Authory

We enable writers, journalists, thought leaders and many more to take control of their content and audience in a place that they own.

Sep 12, 2019
Published on: Medium
2 min read

Every single day thousands of articles are removed from the internet.

Quietly, without any fanfare, hours and hours of journalists’ hard work disappears into the void forever.

They say the internet never forgets, and sometimes that is true. But publications can forget — or be forgotten.

Fact: Every single day thousands of articles are removed from the internet.

Whether it’s cutting down on their data storage, accidentally losing it transitioning into a website rebrand, or simply shutting down — there are dozens of reasons your work could go missing with no notice.

It’s painful when it happens — but solving the problem can bring some other benefits to you as a journalist. Here’s five reasons why we think you need to be automatically backing up your articles — whether it’s evergreen or hot off the press.

1. Claw back control from publishers

It’s true that there are millions of pieces of content produced every day.

But it can’t all live forever exactly as it is now. The industry is changing, and more than ever, control over content lives in the hands of publishers, advertising dollars, and social media platforms.

In no medium can this be seen more clearly than in local news reporting. Since 2004, more than 1 in 5 local papers in the US have shut down, and circulation is down 38%. Everyone knows the value of the local press to the community it speaks to — but when they can’t afford to stay in existence, the valuable commodity of information becomes harder to obtain for those who need it.

More strikingly, 59% of journalists at small publications in the US reported a decline in the size of their newsrooms between 2014 and 2017 — and with all the pivots to video and algorithm strategy adjustments that have followed, it’s hard to imagine the trend improving. Quality news is shrinking while content is booming.
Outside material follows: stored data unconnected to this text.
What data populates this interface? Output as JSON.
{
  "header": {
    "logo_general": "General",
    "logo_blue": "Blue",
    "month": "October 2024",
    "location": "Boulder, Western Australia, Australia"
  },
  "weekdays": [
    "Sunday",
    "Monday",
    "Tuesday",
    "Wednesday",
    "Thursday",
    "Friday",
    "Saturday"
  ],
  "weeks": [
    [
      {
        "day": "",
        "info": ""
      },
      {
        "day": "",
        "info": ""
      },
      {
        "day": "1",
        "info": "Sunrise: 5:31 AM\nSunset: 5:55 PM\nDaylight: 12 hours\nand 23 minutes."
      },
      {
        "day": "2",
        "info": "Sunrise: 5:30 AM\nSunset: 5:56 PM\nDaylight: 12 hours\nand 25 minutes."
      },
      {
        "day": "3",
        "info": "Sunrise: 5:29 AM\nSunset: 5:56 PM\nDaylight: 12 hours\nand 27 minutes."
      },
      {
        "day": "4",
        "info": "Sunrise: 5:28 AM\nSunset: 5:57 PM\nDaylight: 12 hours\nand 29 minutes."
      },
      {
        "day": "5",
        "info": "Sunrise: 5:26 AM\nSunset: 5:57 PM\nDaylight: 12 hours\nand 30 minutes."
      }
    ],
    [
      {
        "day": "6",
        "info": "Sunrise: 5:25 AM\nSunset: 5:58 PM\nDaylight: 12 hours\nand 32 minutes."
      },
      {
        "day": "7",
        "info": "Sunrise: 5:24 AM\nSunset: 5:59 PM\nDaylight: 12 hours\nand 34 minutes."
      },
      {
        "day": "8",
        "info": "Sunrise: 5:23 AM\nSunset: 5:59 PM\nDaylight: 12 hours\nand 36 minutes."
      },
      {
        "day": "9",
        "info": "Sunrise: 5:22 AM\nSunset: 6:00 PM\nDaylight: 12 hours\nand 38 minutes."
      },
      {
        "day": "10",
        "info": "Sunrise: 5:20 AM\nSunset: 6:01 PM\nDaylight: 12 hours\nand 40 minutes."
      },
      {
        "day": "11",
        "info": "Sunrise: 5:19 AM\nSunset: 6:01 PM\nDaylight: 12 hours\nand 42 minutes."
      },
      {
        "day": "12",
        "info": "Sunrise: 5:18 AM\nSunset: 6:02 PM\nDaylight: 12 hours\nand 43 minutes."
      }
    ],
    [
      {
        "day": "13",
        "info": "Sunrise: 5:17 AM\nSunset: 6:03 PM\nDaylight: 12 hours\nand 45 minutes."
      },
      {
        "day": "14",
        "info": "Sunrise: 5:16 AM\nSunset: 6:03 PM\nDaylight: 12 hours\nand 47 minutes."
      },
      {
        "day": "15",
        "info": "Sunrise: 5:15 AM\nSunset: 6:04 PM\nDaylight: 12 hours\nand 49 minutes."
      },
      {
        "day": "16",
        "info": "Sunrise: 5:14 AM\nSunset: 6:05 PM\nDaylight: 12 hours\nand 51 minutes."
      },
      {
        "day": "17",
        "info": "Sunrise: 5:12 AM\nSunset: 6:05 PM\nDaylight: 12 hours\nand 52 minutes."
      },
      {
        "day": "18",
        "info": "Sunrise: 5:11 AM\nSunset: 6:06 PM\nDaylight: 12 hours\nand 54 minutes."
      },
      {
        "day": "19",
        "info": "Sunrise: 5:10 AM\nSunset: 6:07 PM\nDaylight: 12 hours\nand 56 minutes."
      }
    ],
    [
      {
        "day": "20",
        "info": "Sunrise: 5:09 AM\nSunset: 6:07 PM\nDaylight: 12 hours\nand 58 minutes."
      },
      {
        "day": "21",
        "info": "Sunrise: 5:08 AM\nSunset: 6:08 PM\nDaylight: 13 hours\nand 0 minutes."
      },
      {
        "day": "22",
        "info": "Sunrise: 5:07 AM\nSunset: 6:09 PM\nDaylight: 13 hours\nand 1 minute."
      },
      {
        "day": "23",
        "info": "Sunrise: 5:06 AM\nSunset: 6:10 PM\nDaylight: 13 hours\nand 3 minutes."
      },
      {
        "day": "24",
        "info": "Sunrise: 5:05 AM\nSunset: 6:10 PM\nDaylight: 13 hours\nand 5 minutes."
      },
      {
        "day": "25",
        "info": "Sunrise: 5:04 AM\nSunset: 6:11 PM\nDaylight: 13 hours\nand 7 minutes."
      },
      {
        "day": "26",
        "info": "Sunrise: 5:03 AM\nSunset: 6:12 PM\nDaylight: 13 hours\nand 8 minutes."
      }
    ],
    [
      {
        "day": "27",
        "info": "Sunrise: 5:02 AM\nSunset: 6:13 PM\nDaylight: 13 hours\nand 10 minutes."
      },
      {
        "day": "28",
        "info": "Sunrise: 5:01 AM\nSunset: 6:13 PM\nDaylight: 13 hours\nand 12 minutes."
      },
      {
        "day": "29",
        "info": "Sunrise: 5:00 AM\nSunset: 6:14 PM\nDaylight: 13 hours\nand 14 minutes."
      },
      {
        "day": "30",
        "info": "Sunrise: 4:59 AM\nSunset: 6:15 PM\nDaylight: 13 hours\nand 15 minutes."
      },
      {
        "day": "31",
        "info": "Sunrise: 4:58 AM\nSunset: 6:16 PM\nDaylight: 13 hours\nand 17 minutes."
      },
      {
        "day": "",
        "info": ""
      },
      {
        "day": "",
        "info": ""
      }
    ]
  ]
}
This is the antithesis of the spirit of journalism — but journalists are losing out just as much as readers, with decades of work being quietly and permanently removed from circulation every day. Despite huge changes in the industry, the power balance between publications and journalists is as tilted as ever before.

As a journalist, you are defined by the content you produce — but what does that mean if you can’t actually prove it ever existed? Thousands upon thousands of journalists are producing incredible articles every day, but are already at risk of being left with nothing to show for their hard work.

Journalists are losing out just as much as readers, with decades of work being quietly and permanently removed from circulation every day.

One way to start clawing back power from your publishers is to stop depending on them to host your content forever with automated article backups.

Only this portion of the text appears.